By now, the battle forces had grown to include nearly all of the Andorian contestants, several more Tellarites, two Mrraneti who had been hit with punch or cookies by accident, and most of the human contestants. The later were outnumbered, but were putting up stiff resistance.
The telepathic Schillians had withdrawn to the farthest part of the large room, and the Vulcans stood observing in what looked to Dayton like helpless confusion. She couldn't really blame them. What little she'd read about them seemed to indicate that they very well might not know how to deal with raw, uncontrolled emotion in members of other species -- not to mention the fact that they must find it distressingly painful.
Nearby, the Mrraneti watching the fight seemed to be applauding the good moves of each side indiscriminately, and booing the bad ones, while the Andorian judges conferred together in low whispers. The Tellarites watched and made bets while the rest of the hostesses either fidgeted or tried to be helpful to those watching.
“You are injured,” came T'Alyen's voice, conveying to the ensign's ears the faintest hint of -- of chagrin and anger.
Dayton looked up, puzzled by what her ears told her, then nodded absently, wishing the marines would hurry up.
“One has done violence and must be punished ---”
The ensign caught the Vulcan's hand urgently. That WAS anger. “No, T'Alyen,” she urged firmly. “It wasn't intentional. Please, let Bran handle it. He'll be here any second.”
The girl looked down into Dayton's pain-twisted face for a moment, her own face quite impassive, then relaxed a little and said formally, “Thee are wise for one so young ---”
Just then the lights came up to full, announcing the arrival of the marines, a group of chunky young men in red with business-like expressions on their faces as they went about the task of separating the battling contestants by species. Their leader, a tall young man wearing the green of command, flipped his mop of wavy black hair out of his sleepy eyes and snapped, “All right, knock it OFF! . . That means you, Anderson.”
The girl who had just thrown a plate full of Jell-O at one the security men, whipped around, all traces of beauty wiped out by the animal snarl contorting her face. Snatching up a lemon meringue pie which had miraculously escaped being thrown earlier, she stepped behind the Vulcan table and flung it at the commander. He caught it with a deftness bespeaking of superb control and barked, “Anderson, c'm'ere!”

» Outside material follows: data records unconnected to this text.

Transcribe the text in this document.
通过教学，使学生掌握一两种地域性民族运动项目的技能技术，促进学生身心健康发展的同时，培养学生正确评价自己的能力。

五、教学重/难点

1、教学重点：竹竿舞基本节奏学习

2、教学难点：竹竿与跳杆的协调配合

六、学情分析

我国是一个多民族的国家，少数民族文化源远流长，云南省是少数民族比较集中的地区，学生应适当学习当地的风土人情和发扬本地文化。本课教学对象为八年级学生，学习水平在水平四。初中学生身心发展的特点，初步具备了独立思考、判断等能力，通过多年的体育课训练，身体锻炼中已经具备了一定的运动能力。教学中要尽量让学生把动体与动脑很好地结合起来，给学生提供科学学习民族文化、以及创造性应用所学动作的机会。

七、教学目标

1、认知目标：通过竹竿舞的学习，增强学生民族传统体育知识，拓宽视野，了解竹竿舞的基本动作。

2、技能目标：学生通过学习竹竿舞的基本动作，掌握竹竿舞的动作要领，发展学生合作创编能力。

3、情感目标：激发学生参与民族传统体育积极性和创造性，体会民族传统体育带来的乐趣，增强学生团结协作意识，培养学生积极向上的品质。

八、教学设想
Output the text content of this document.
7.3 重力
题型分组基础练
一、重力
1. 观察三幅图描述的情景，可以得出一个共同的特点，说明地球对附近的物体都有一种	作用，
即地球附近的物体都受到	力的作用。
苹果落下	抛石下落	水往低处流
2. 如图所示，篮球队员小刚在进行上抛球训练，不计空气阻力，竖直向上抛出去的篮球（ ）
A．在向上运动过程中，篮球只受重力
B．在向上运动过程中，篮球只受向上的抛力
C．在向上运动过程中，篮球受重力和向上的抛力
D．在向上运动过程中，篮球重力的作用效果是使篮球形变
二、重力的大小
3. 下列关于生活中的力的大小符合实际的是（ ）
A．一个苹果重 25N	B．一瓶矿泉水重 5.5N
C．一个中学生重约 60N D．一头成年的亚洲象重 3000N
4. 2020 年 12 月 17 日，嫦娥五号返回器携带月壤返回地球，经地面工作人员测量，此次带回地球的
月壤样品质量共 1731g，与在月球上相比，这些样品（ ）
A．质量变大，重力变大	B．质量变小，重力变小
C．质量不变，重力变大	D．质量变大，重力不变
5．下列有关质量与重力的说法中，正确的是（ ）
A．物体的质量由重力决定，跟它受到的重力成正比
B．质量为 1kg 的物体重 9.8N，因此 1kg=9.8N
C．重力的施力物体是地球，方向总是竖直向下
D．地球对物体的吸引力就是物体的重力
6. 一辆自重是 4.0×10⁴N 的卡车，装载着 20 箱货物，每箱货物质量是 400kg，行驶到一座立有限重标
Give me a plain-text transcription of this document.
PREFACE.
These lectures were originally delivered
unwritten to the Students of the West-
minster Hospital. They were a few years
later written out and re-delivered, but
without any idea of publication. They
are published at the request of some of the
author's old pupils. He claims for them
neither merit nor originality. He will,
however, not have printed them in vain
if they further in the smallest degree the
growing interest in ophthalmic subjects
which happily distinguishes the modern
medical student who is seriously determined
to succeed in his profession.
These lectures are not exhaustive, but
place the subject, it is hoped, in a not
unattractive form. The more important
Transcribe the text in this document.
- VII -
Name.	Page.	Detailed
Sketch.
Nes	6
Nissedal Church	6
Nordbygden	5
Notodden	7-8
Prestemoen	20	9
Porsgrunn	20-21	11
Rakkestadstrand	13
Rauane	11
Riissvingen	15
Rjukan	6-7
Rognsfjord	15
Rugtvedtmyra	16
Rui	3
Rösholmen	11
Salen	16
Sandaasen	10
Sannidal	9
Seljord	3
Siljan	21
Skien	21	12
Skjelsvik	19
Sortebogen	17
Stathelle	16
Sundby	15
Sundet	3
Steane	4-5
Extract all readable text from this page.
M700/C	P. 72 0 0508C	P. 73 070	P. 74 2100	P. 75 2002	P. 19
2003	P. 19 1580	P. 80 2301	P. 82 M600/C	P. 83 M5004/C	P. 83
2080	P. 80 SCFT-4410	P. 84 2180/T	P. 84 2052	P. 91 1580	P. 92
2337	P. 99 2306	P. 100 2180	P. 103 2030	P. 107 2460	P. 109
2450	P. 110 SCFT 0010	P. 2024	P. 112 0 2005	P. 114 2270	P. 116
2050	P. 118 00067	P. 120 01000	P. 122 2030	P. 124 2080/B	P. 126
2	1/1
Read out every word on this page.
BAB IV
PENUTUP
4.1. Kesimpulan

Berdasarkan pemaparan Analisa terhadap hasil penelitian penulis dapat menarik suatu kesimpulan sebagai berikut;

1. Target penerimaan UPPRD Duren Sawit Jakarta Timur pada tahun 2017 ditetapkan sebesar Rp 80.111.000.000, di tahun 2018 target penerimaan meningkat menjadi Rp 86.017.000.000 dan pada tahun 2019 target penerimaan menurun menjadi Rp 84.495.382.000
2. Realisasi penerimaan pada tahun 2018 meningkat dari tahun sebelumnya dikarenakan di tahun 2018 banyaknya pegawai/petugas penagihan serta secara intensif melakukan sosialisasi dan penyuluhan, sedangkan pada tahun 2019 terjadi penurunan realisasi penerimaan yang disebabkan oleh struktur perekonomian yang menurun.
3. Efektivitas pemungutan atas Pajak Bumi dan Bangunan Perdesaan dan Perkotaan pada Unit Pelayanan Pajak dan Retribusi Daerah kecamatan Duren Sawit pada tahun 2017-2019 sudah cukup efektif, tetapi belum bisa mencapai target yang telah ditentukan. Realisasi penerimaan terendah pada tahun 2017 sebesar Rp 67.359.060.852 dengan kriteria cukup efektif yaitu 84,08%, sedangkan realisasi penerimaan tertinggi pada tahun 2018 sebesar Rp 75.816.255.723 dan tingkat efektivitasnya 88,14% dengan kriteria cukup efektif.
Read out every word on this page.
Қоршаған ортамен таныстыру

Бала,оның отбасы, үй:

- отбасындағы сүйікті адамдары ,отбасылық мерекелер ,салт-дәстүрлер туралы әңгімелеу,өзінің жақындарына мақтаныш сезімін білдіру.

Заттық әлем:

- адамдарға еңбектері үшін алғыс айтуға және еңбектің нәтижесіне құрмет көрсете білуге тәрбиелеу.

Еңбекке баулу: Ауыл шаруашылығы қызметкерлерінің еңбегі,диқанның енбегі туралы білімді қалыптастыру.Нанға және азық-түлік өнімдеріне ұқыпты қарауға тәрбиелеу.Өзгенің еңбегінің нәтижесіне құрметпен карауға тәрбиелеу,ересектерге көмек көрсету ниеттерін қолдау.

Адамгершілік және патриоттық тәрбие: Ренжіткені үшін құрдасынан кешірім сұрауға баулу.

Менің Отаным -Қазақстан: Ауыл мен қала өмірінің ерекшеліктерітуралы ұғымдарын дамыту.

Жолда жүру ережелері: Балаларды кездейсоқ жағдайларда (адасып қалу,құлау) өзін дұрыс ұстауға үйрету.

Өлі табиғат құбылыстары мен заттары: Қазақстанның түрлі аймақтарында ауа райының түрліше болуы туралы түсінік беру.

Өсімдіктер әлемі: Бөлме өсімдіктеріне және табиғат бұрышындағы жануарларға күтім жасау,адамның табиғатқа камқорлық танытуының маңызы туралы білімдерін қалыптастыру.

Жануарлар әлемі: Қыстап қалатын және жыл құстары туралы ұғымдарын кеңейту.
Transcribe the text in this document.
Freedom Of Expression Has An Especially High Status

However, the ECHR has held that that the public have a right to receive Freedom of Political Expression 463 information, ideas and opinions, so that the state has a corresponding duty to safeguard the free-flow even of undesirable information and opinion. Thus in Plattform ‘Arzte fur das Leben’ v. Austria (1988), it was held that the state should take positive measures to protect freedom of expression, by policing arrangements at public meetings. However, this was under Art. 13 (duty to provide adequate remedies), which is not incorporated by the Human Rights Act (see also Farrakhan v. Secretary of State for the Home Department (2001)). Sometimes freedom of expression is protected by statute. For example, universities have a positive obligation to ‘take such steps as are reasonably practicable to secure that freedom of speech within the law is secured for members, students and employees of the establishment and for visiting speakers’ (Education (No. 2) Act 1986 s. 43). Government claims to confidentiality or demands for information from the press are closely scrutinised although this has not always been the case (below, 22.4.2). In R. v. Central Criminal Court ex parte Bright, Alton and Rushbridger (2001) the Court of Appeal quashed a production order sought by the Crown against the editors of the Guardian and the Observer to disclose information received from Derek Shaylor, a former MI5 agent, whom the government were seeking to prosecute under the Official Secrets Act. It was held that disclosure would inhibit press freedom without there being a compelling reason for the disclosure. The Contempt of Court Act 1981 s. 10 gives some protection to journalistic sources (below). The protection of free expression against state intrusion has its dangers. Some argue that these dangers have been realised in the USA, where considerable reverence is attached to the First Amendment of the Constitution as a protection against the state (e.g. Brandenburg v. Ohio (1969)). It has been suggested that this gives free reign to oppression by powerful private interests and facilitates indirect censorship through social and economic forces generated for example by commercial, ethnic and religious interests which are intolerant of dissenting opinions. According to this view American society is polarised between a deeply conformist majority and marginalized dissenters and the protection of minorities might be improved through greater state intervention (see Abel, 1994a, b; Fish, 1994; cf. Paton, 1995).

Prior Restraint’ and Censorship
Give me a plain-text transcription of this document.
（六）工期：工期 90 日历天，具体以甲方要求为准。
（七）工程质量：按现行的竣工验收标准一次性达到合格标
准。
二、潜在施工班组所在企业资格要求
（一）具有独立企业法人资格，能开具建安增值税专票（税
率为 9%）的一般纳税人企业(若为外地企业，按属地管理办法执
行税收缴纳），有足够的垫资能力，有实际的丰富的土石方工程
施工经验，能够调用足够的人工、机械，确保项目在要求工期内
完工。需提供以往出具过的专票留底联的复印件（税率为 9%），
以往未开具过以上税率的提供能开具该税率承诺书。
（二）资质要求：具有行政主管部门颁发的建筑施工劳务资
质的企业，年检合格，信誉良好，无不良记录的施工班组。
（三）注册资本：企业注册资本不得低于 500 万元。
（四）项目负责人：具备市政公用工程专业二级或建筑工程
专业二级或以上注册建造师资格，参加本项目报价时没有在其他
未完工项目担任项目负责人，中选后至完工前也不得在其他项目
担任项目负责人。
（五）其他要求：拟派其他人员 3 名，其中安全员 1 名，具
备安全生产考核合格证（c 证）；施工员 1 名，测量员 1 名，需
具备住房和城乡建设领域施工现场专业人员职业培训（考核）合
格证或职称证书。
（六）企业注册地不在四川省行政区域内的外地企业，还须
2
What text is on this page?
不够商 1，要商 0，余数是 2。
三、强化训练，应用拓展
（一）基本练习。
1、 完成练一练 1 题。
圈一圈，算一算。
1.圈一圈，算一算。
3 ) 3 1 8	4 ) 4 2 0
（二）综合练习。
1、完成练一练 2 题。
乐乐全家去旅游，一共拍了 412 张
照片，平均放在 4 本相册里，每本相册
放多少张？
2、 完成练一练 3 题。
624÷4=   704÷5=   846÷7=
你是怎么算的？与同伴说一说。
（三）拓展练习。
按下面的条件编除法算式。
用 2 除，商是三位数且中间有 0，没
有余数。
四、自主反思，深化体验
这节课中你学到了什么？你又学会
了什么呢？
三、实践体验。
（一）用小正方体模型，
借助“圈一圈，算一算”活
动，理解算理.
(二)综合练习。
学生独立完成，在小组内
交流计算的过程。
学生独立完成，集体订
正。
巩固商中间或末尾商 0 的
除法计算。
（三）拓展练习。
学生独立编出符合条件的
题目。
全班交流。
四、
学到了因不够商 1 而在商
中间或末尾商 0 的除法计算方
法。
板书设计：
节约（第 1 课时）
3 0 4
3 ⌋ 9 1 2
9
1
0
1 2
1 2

“Wha should Ah, you creep!?” she sneered. “Y'all think you're so great, come an' get me, ol' ha an' mighty Jeremy Branfield.”
The commander's lips tightened, and for a moment, Dayton really thought he was going to smash the pie into Anderson's ugly face. He didn't, however, but set it very gently on the Mrraneti table immediately behind him and said, his voice low and tight, “Kerrigan, please restrain this -- woman -- and bring her over here.”
“Yessir,” replied the red-haired Security Officer, obeying with alacrity.
When he had her in the center of the room, her hands firmly pinioned in his, Kerrigan looked over at the commander. Branfield swept his dark grey eyes over the heavily breathing combatants, all of whom were badly stained, before asking abruptly, “Do I get the impression this -- person is responsible?”
“She called me carrion!” barked Greva, nursing a cut on one cheek.
“Did she now.”
“She threw a cake at me,” added the first Andorian.
“It was an accident,” grumbled Anderson. “Greva ducked.”
“Oh. That makes it less a crime?” inquired the commander with a sardonic chuckle. “. . .look, ladies, a contest like this is no place for vindictive childishness. If you can't behave yourselves, you've no business being here. These gentlemen will escort you back to your quarters to clean up.” He looked around at the badly littered deck, then said, “In view of the circumstances, I think everyone should call it a night.”